Hasta que Sara se cansó de tanto y tanto, se levantó y, poniéndome los pezones en la cara, me los refregó por ella y me comió la boca y me metió la lengua con su saliva tan caliente, diciéndome: ¡Maricón! eres Maricón, ya sé que repito palabra y pierdo el juego, pero no me importa, así tú ganas y me pones la prenda que quieras, pero este gusto de decirte Maricón no me lo quitas ahora tú, ni me lo pierdo. Yo sé que a ti te entusiasma que yo te lo diga, y cómo te lo digo, aunque a veces cansa, que lo sepas Maricón, de tan pesao como te pones, hijo de las siete mil putas de Babilonia; y me echo a pensar: ¿Pero qué hace una mujer como yo con un tío tan maricón?

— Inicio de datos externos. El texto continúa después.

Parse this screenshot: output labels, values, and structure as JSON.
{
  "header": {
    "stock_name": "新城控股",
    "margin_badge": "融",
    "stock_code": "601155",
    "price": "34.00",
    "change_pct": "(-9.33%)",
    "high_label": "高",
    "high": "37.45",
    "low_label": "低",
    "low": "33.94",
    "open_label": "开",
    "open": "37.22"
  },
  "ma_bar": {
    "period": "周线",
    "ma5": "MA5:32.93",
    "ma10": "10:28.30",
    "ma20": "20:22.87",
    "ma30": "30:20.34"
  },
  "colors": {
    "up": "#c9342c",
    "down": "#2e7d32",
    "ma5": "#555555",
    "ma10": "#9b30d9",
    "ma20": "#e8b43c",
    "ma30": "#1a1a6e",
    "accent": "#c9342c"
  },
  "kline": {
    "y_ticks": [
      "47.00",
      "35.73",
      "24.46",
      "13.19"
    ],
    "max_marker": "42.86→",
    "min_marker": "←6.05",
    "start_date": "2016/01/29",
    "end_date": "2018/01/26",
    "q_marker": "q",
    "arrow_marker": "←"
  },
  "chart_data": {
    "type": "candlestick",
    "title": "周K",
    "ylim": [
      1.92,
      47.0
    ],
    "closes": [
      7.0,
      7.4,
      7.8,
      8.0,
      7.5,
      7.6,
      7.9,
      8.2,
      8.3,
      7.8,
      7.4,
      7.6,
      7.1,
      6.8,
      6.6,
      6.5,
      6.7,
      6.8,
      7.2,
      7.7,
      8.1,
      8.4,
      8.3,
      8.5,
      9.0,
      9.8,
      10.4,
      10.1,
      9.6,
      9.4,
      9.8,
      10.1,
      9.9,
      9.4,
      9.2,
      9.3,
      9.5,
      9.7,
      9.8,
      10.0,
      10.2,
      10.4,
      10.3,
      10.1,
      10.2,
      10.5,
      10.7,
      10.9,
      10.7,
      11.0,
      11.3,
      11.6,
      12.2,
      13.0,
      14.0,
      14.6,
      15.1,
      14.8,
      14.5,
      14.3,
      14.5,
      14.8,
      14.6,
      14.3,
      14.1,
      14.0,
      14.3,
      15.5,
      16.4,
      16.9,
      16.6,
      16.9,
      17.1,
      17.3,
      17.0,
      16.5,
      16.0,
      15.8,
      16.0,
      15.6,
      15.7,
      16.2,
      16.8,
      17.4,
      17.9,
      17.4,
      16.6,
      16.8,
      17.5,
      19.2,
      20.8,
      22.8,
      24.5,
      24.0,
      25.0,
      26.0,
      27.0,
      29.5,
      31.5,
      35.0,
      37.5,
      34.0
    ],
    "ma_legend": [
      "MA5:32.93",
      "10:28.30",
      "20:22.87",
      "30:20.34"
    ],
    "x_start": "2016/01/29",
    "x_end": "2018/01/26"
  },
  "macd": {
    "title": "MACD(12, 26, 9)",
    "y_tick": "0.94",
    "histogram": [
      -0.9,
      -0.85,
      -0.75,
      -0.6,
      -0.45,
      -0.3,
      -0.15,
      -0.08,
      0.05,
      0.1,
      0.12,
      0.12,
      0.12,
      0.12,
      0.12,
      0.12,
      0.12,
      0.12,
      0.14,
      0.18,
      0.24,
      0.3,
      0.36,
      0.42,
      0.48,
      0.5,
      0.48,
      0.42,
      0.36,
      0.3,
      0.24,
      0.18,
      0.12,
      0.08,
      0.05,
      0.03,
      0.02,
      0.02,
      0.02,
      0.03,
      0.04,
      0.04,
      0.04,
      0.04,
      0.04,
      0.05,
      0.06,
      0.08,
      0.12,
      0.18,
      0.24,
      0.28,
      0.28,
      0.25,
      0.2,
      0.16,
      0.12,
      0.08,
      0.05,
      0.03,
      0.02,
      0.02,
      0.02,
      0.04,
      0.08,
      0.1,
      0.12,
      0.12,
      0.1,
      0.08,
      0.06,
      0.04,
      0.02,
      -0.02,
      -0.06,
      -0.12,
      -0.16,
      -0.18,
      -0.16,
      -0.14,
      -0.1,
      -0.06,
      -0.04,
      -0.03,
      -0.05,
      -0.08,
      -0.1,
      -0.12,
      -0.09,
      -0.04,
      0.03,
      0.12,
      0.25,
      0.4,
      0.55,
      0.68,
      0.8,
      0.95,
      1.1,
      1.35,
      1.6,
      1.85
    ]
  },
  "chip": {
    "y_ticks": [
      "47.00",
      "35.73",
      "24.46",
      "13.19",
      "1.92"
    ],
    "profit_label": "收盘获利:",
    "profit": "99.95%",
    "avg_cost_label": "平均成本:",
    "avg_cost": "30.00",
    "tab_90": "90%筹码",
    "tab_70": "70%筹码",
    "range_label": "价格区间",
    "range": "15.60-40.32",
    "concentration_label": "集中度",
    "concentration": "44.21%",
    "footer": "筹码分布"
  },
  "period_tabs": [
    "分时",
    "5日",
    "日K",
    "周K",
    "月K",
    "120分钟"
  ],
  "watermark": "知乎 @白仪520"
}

Tranquilamente, con aplomo y confianza, le pregunté entonces: Cariño, has terminado? Te toca pagar prenda, recuérdalo pecadora mía. Venga, aquí estoy, dime: qué quieres que haga? Siéntate en el sillón grande, abre las piernas, abre bien tus piernas, que yo me voy a poner de rodillas entre sus muslos, te los voy a lamer, te los voy a chupar, te los voy a acariciar; y cuando note su calentura voy a comerte el coño, los labios de tu coño, la pelambrera rizada y negra, morena, de tu coño, la raja abierta y chorreando de tu coño, hasta llegar y perderme en la maravillosa pipa de tu coño, y partirme en ella la lengua lamiendo para que levante de ti seis o siete orgasmos, maravillosas corridas de las que sueles, con tus muslos hirviendo, me abrazas la cabeza y me dejas sin aire, chocho, que un día asfixias al Maricón.